Most inferred species relationships are well supported across multiple species tree and supermatrix analyses, but discordance among plastid and nuclear gene trees at a few important nodes highlights the complexity of plant genome evolution, including polyploidy, periods of rapid speciation, and extinction.
Studies on chromosomes III. Science60— Tipping points in the dynamics of speciation. We applied our method to a set of newly generated deletion mutants in the dioecious plant Silene latifolia and refined the locations of the sex-determining loci on its Y chromosome map.
However, a scenario of secondary contact vs. Understanding the genetic adaptation of these wild relatives will help plant breeders most effectively use available wild diversity.
Differences in genome size, in particular, can be up to Close banner Close. Schartl M, et al. Most TEs show patchy distribution, indicating multiple events of loss and gain. A sperm—egg incompatibility usually associated with Wolbachia infections. A Stepwise progression, due to inversions or large shifts in recombination hotspots, results in large spatial blocks where the divergence between X—Y or Z—W orthologs is similar.
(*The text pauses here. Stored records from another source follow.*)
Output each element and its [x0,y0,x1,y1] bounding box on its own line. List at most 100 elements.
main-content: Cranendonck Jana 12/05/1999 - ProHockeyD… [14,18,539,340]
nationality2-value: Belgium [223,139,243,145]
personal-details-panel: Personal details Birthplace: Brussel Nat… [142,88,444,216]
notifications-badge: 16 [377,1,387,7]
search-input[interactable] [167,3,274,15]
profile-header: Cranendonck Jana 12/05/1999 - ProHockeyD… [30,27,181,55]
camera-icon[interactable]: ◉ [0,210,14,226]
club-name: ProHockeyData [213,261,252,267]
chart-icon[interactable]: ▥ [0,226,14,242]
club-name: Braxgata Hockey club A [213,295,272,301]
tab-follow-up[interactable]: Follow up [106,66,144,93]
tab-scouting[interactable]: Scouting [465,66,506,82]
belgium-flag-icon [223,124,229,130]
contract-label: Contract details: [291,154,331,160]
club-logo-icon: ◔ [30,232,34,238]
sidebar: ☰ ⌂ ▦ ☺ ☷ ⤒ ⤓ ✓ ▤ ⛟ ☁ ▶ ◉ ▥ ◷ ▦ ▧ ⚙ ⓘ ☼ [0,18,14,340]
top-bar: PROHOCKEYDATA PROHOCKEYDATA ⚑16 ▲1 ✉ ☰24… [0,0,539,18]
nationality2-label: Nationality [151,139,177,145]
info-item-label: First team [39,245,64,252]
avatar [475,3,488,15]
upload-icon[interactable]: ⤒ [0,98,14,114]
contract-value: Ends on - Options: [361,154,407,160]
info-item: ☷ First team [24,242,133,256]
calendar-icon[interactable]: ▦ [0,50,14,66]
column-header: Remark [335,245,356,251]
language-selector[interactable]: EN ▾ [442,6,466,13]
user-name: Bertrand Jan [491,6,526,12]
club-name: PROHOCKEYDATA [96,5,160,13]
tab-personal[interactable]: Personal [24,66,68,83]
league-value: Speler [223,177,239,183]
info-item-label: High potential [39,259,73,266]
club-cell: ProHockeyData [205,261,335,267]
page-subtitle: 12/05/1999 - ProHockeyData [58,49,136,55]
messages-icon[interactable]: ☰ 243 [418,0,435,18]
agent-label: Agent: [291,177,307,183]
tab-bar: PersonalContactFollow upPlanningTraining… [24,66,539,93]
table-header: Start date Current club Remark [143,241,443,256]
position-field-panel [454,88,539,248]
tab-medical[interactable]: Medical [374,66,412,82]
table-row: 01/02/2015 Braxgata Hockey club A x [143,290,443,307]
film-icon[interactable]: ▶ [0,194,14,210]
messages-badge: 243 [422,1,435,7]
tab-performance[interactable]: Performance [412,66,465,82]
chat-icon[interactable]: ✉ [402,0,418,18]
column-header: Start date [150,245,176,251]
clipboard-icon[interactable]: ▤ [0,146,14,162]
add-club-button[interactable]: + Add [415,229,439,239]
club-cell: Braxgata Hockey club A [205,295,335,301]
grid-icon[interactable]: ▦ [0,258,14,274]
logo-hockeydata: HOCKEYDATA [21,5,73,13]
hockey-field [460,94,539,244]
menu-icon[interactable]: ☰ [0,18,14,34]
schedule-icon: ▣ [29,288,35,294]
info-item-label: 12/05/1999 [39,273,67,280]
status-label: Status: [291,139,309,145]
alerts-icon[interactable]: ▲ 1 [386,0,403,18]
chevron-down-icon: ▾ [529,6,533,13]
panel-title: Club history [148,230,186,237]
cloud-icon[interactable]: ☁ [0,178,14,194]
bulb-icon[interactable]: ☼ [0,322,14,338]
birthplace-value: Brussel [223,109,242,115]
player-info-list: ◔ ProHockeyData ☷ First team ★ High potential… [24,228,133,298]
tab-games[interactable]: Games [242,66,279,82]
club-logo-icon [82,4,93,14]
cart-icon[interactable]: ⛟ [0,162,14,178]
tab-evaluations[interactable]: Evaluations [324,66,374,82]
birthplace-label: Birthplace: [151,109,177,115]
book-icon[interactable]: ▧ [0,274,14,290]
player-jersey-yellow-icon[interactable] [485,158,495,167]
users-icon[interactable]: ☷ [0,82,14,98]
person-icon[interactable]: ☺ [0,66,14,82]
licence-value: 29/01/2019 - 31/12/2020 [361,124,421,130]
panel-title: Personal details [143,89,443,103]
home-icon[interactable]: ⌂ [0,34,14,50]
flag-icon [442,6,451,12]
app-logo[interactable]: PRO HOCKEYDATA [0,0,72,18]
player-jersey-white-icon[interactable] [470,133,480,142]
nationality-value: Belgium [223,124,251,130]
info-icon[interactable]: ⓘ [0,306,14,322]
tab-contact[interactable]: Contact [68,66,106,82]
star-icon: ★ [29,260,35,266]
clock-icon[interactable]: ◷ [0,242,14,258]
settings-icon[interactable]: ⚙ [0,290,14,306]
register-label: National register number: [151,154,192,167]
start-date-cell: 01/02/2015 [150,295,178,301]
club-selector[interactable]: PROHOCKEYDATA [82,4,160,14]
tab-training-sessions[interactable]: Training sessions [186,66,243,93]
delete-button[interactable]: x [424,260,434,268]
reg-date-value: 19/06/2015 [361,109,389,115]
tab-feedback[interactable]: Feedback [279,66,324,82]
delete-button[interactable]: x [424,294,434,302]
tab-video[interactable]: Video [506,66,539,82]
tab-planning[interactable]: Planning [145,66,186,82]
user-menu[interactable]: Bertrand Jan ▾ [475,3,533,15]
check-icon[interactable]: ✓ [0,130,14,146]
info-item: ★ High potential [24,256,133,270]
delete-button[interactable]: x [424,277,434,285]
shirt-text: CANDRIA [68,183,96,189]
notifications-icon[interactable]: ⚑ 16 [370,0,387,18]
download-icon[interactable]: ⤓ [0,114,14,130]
Interrelationships of the 11 gasterosteiform families sticklebacks, pipefishes, and their relatives : a new perspective based on whole mitogenome sequences from 75 higher teleosts. The X chromosome of Hemipteran insects: conservation, dosage compensation and sex-biased expression.
Schaeffer; Ming Guo; Bruce A. Oxford University Press.
Journal article Chapter. Here, we report the first study of synonymous and nonsynonymous substitution rates on plant sex chromosomes. These genes showed significantly elevated species differentiation FST and Dxy , consistent with diversifying selection acting on these genes.
Our molecular phylogenetic analysis found the presence of positive selection in rbcL of most analyzed land plants, but not in algae and cyanobacteria.